I have a question regarding the use of functorch with Opacus GradSampleModule in the latest main branch code of opacus. I copied the code below and have commented my quesitons in the code.
def prepare_layer(layer, batch_first=True):
"""
Prepare a layer to compute grad samples using functorch.
The grad samples are computed by redoing the forward and
backward passes on the functional version of the module.
Args:
layer: the layer to prepare
batch_first: whether the input is batch_first or not
"""
if len(list(layer.buffers())) > 0:
raise NotImplementedError(
"This layer has buffers and is not supported by Opacus"
)
if type(layer) is nn.EmbeddingBag:
raise NotImplementedError("Functorch does not support EmbeddingBag yet")
flayer, _ = make_functional(layer)
def compute_loss_stateless_model(params, activations, backprops):
if batch_first or type(layer) is RNNLinear:
batched_activations = activations.unsqueeze(0) # HERE the activations are assumed to be a single tensor
batched_backprops = backprops.unsqueeze(0)
else:
# If batch_first is False, the batch dimension is the second dimension
batched_activations = activations.unsqueeze(1)
batched_backprops = backprops.unsqueeze(1)
output = flayer(params, batched_activations)
loss = (output * batched_backprops).sum()
return loss
ft_compute_grad = grad(compute_loss_stateless_model)
# Note that the vmap is done on the first dimension, regardless of batch_first
# This is because the activations and backprops given by the GradSampleModule
# are always batch_first=True
layer.ft_compute_sample_grad = vmap(ft_compute_grad, in_dims=(None, 0, 0))
def ft_compute_per_sample_gradient(layer, activations, backprops):
"""
Compute the per-sample gradient of the layer.
Args:
layer: the layer on which to compute the gradient
activations: the input to the layer
backprops: the gradient of the loss w.r.t. outputs of the layer
"""
parameters = list(layer.parameters(recurse=True))
if not hasattr(layer, "ft_compute_sample_grad"):
prepare_layer(layer)
per_sample_grads = layer.ft_compute_sample_grad(
parameters, activations[0], backprops # HERE only the first element of stored activations is used. why?
)
ret = {}
for i_p, p in enumerate(parameters):
ret[p] = per_sample_grads[i_p]
return ret
My question is why is the opacus assuming that the model can only receive a single input?

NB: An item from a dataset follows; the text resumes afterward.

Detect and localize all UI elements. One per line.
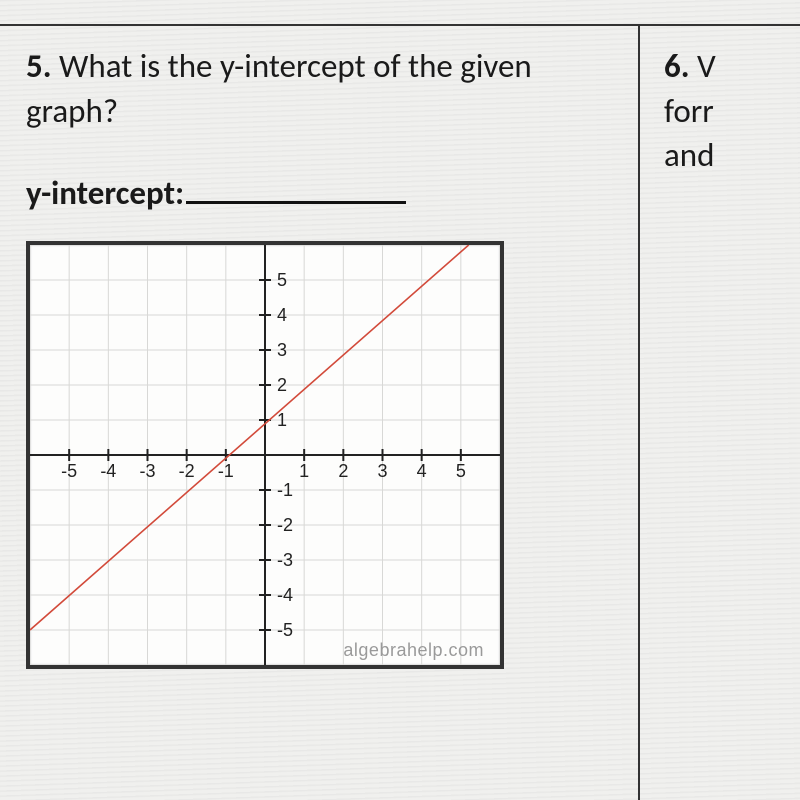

Or I am mistaking what is being done at the moment? In ft_compute_per_sample_gradient function, the activations[0] is passed instead of the whole list of inputs defined by ‘activations’ which is previously stored on the foward hook. This causes a model with multiple inputs required to just fail on the forward pass. I use hte following solution:
# pass all inputs here
per_sample_grads = layer.ft_compute_sample_grad(
parameters, activations, backprops
)
# unsqueeze all elements in list here and pass the list unrolled
if batch_first or type(layer) is RNNLinear:
batched_activations = [act.unsqueeze(0) for act in activations]
batched_backprops = backprops.unsqueeze(0)
else:
# If batch_first is False, the batch dimension is the second dimension
batched_activations = [act.unsqueeze(1) for act in activations]
batched_backprops = backprops.unsqueeze(1)
Is this correct for a model taking multiple sequential arguments?